Concernant la prise en charge des malades notamment ceux nécessitant des soins intensifs, le professeur Khiati affirme qu’«à ce jour, le 6e de la nouvelle épidémie, les nouveaux cas sont encore maîtrisables et les cas graves trouvent des places dans les services de réanimation. Cependant, avec la mobilisation d’un plus grand nombre de lits hospitaliers en faveur des malades du Covid-19, certaines catégories de malades chroniques notamment cardiaques et diabétiques pourraient être exclues du système de soins».

À ce titre, il alerte sur le fait que «l’augmentation importante de cas pourrait aussi mettre à mal le système de soins, car les médecins qui ont perdu près de 200 des leurs par le Covid-19 sont aujourd’hui exténués».

Malgré sa résistance aux différentes épidémies d’une année et demie de pandémie de Covid-19, le professeur Mostefa Khiati estime que «le système national de santé nécessite une réforme en profondeur. Il ne répond plus aux demandes de soins de la population, sa gestion relève d’une autre époque, son organisation est devenue obsolète et son financement repose davantage sur les ménages en contradiction avec le principe de médecine gratuite défendu par l’État». Et de détailler que «les prestations de soins ne sont pas équitables, il existe des différences importantes entre le nord et le sud, les grandes métropoles et les zones enclavées».

«La médecine de demain est une médecine technologique»

Afin de faire face aux besoins immédiats des Algériens et aux défis du futur, notamment l’éventualité de l’apparition d’autres pandémies graves dans le monde à l’image du Covid-19, le professeur Mostefa Khiati juge que «le système de santé doit être revu aux plans de l’organisation, de la cohésion, de la gestion, de la répartition spatiale et du financement».

Dans ce cadre, il constate que «les urgences, véritable fenêtre de ce système, sont médiocres. La prévention présentée comme une priorité souffre de délaissement. La formation est insuffisante et la recherche absente».

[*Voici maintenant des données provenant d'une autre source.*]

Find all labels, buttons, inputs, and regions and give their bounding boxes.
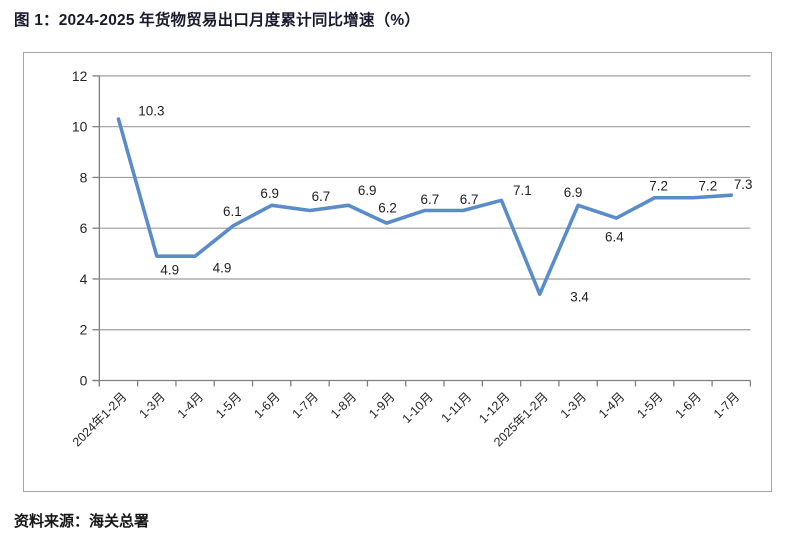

Pour lui, le secteur de la santé, malgré les investissements colossaux dont il a bénéficié, son budget ayant été multiplié par trois entre 2003 et 2015, «n’a jamais été réellement une priorité nationale, pire des personnes sans aucune expérience ont été mises à sa tête au cours des 20 dernières années».

Enfin, le professeur Khiati rappelle à qui de droit que «la médecine de demain est une médecine technologique, elle requiert une formation adaptée, des mécanismes d’innovation, une coordination horizontale notamment avec les universités, les centres de recherche et les entreprises industrielles».

«La pandémie de Covid-19 a montré des insuffisantes en matière de produits médicamenteux, de tests de diagnostic, d’équipements médicaux et de vaccins qu’une meilleure préparation aurait pu éviter», conclut-il, rappelant à tout le monde que «la plus grande vigilance est requise pendant la fête de l’Aïd el-Kebir où chacun est tenu de respecter scrupuleusement les consignes et protocoles d’hygiène sanitaire».